News & Events / Task Force Releases Interim Report Charting New Ocean Policy
Task Force Releases Interim Report Charting New Ocean Policy
Beveridge & Diamond, P.C., October 9, 2009
On September 10, 2009, the newly-formed Interagency Ocean Policy Task Force released an interim report recommending a national ocean, coastal, and Great Lakes policy, an implementation strategy to meet suggested policy goals, and a coordination framework to ensure integration across jurisdictional lines. The Interim Report of the Interagency Ocean Policy Task Force was issued just 90 days after President Obama established the Interagency Ocean Policy Task Force on June 12, 2009, led by Nancy Sutley, Council on Environmental Quality Chair, and composed of senior government officials from the U.S. Committee on Ocean Policy. President Obama instructed the Task Force to recommend a national policy that both ensures the protection, maintenance, and restoration of ocean, coastal, and Great Lakes ecosystems and supports sustainable ocean and coastal economies, and a framework for coastal and marine spatial planning that addresses economic activity, conservation, user conflict, and sustainable use of ocean, coastal, and Great Lakes resources. The Interim Report is open for public comment until October 17, 2009.

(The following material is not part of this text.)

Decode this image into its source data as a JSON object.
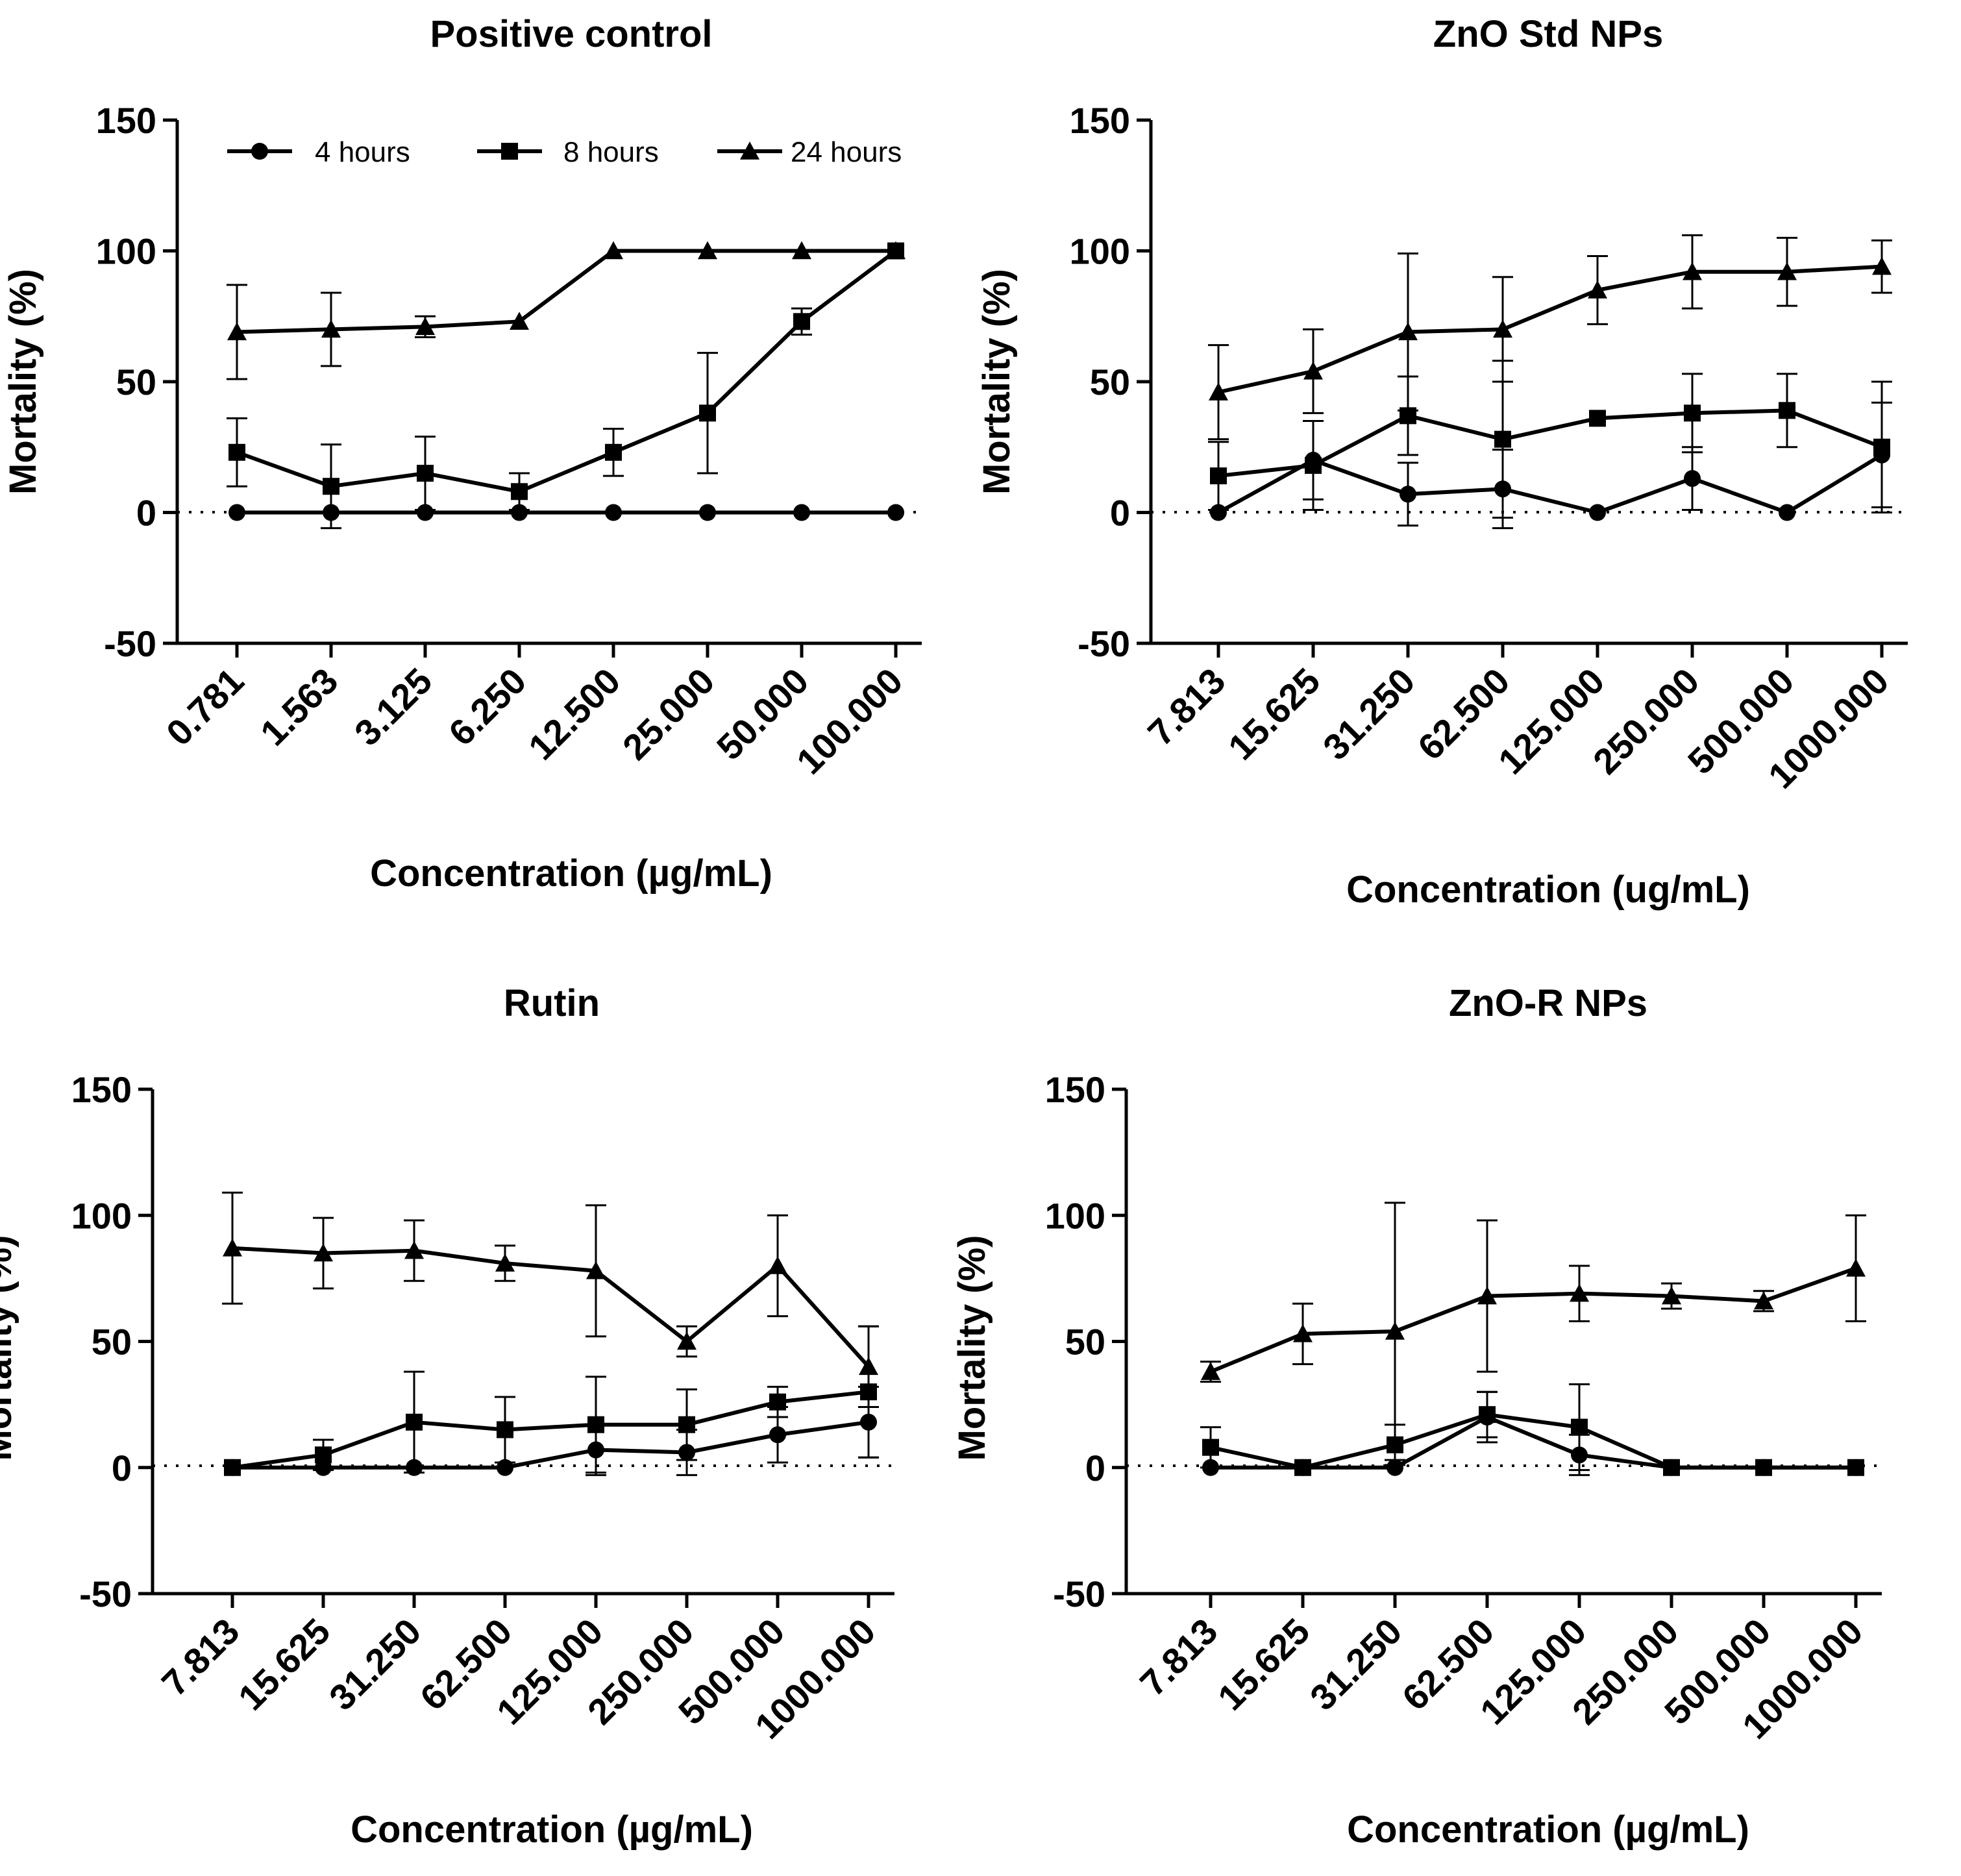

The Proposed National Ocean Policy
In the Interim Report, the Task Force proposes a national policy that takes a comprehensive approach to stewardship that is a model of “balanced, productive, efficient, sustainable, and informed ocean, coastal, and Great Lakes use, management, and conservation within the global community.” To this end, the Task Force recommends several general principles including sustainable, secure, and productive uses of the oceans, our coasts, and the Great Lakes in a manner that prevents or minimizes adverse environmental effects, while also harmonizing competing ocean, coastal, and Great Lake uses. To implement the draft national policy, the Interim Report advocates adopting an ecosystem-based management approach and utilizing coastal and marine spatial planning and management. Task Force members believe that coastal and marine spatial planning is an objective way to balance ocean, coastal, and Great Lakes uses and reduce cumulative impacts on the water environment from multiple human uses. The Task Force also identifies areas of special emphasis for implementation of its policy, including: climate change and ocean acidification, regional ecosystem protection and restoration, and water quality and sustainable land use.
This Task Force is the latest effort in a series of recent efforts to finally develop a comprehensive U.S. oceans policy. The Interim Report builds upon reports developed by the U.S. Commission on Ocean Policy and the Pew Oceans Commission in 2004 and 2003, respectively. After the U.S. Commission concluded, President George W. Bush issued Executive Order 13366 establishing the U.S Committee on Ocean Policy to advise the President on implementation of ocean policies. The new Task Force suggests modifying the structure of this existing Committee to give it a stronger mandate and direction. It proposes creating a National Ocean Council co-chaired by the Council on Environmental Quality Chair and the Director of the Office of Science and Technology Policy.
Marine Spatial Planning
In addition to the national policy mandate, President Obama directed Task Force members to recommend a comprehensive framework for coastal and marine spatial planning that addresses economic activity, conservation, user conflict, and sustainable use of ocean, coastal, and Great Lakes resources by the end of 2009. Marine spatial planning, an ecosystem management and planning tool that can be used to appropriately manage marine waters and minimize user conflicts, is used in Europe and is also being developed in Rhode Island and Massachusetts, among other states.